Early Childhood Intervention (ECI) provides services to families that have infants or toddlers (children younger than 3 years) with qualifying disabilities or developmental delays. Most ECI services are provided at home, but services can be offered in other settings. An important outcome of ECI is that families receiving services feel they know how to support their children’s development both at home and in their communities. Community settings can include early care and education classrooms, libraries, and neighborhood parks and playgrounds.

ECI services are intended to support the child and family, while informing community agents, so the child can fully participate in the community experience. What this looks like will be different for every child because every child has different needs. The plan to participate should be addressed on a regular basis and individualized to meet the needs of the child and the expectations of the family. ECI families want their children to participate in community settings because learning new skills in other settings helps their children to
learn skills that are useful for everyday life,
interact with other children, who model the desired skills,
practice new skills,
experience a sense of belonging,
develop social skills,
be motivated to try new things, and
gain confidence in their abilities.


How does ECI fit into your program?
Parents may ask that some ECI services be provided in their child’s early care and education classroom. ECI services in this setting are focused on coordinating learning activities with the child’s teachers to ensure the ECI child is fully participating in class activities. The early intervention specialist offers classroom teachers guidance in adapting activities, changing the physical environment, and supporting peer relationships to maximize child growth and development across domains.

ECI also may work with parents, teachers, and caregivers to restructure learning goals into smaller developmental steps to ensure appropriate skill development.
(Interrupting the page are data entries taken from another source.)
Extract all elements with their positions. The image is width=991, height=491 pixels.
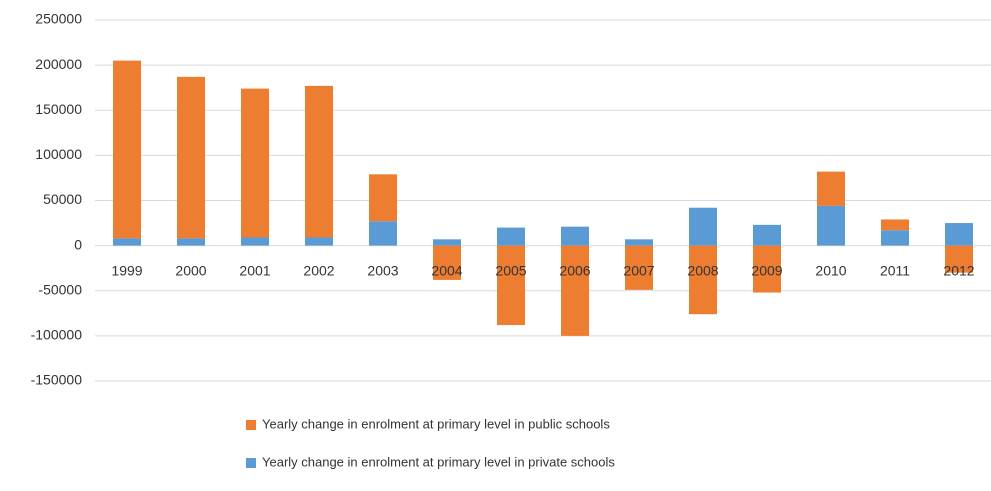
bar	[497, 245, 525, 326]
bar	[177, 76, 205, 239]
legend-swatch	[246, 420, 256, 430]
bar	[305, 237, 333, 246]
legend-swatch	[246, 458, 256, 468]
x-tick-label: 2000	[175, 263, 206, 279]
y-tick-label: 200000	[35, 56, 82, 72]
bar	[753, 224, 781, 246]
bar	[305, 85, 333, 238]
bar	[241, 237, 269, 246]
bar	[113, 60, 141, 239]
bar	[369, 221, 397, 246]
bar	[177, 238, 205, 246]
bar	[881, 219, 909, 231]
bar	[881, 230, 909, 246]
bar	[113, 238, 141, 246]
x-tick-label: 2001	[239, 263, 270, 279]
bar	[433, 245, 461, 280]
y-tick-label: -150000	[31, 372, 83, 388]
legend-label: Yearly change in enrolment at primary le…	[262, 454, 615, 469]
x-tick-label: 2005	[495, 263, 526, 279]
x-tick-label: 1999	[111, 263, 142, 279]
bar	[625, 239, 653, 246]
x-tick-label: 2010	[815, 263, 846, 279]
y-tick-label: 150000	[35, 101, 82, 117]
x-tick-label: 2012	[943, 263, 974, 279]
bar	[625, 245, 653, 290]
bar	[817, 205, 845, 246]
y-tick-label: -50000	[38, 281, 82, 297]
y-tick-label: 0	[74, 236, 82, 252]
bar	[433, 239, 461, 246]
y-tick-label: 100000	[35, 146, 82, 162]
y-tick-label: 50000	[43, 191, 82, 207]
bar	[753, 245, 781, 293]
bar	[945, 245, 973, 273]
x-tick-label: 2011	[880, 263, 910, 279]
bar	[369, 174, 397, 222]
bar	[817, 171, 845, 206]
x-tick-label: 2002	[303, 263, 334, 279]
bar	[497, 227, 525, 246]
bar	[689, 207, 717, 246]
x-tick-label: 2004	[431, 263, 462, 279]
x-tick-label: 2008	[687, 263, 718, 279]
y-tick-label: -100000	[31, 327, 83, 343]
bar	[241, 88, 269, 238]
bar	[945, 223, 973, 246]
bar	[561, 226, 589, 246]
bar	[561, 245, 589, 336]
x-tick-label: 2003	[367, 263, 398, 279]
x-tick-label: 2006	[559, 263, 590, 279]
x-tick-label: 2009	[751, 263, 782, 279]
bar	[689, 245, 717, 315]
legend-label: Yearly change in enrolment at primary le…	[262, 416, 610, 431]
x-tick-label: 2007	[623, 263, 654, 279]
y-tick-label: 250000	[35, 11, 82, 27]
This helps parents and teachers set realistic expectations for the child and recognize and applaud the child’s accomplishments. The ECI provider’s role is not to replace communication between the family and child care providers but to offer strategies that support the child’s development both at home and in the early care and education setting.


Talk with parents for better understanding
Supportive and reflective relationships with families are guided by understanding the family’s preferences and expectations. You can use questions like these in conversations with families to learn more.
What experiences do you think will most benefit your child? If family members aren’t sure, ask if they are open to exploring ideas; share what you have observed.
Which activities seem to give the most pleasure to your child? This will help you know more about the child’s interests and preferences.
What do you see as your child’s strengths?
What future challenges do you anticipate? Share information about how you minimize the challenges to full classroom participation.
What are your immediate and long-term goals and expectations?
How can we best continue to share information? Agree on a timeframe and mechanism (notes, e-mail, or a periodic portfolio review, for example) to sustain meaningful communicaton.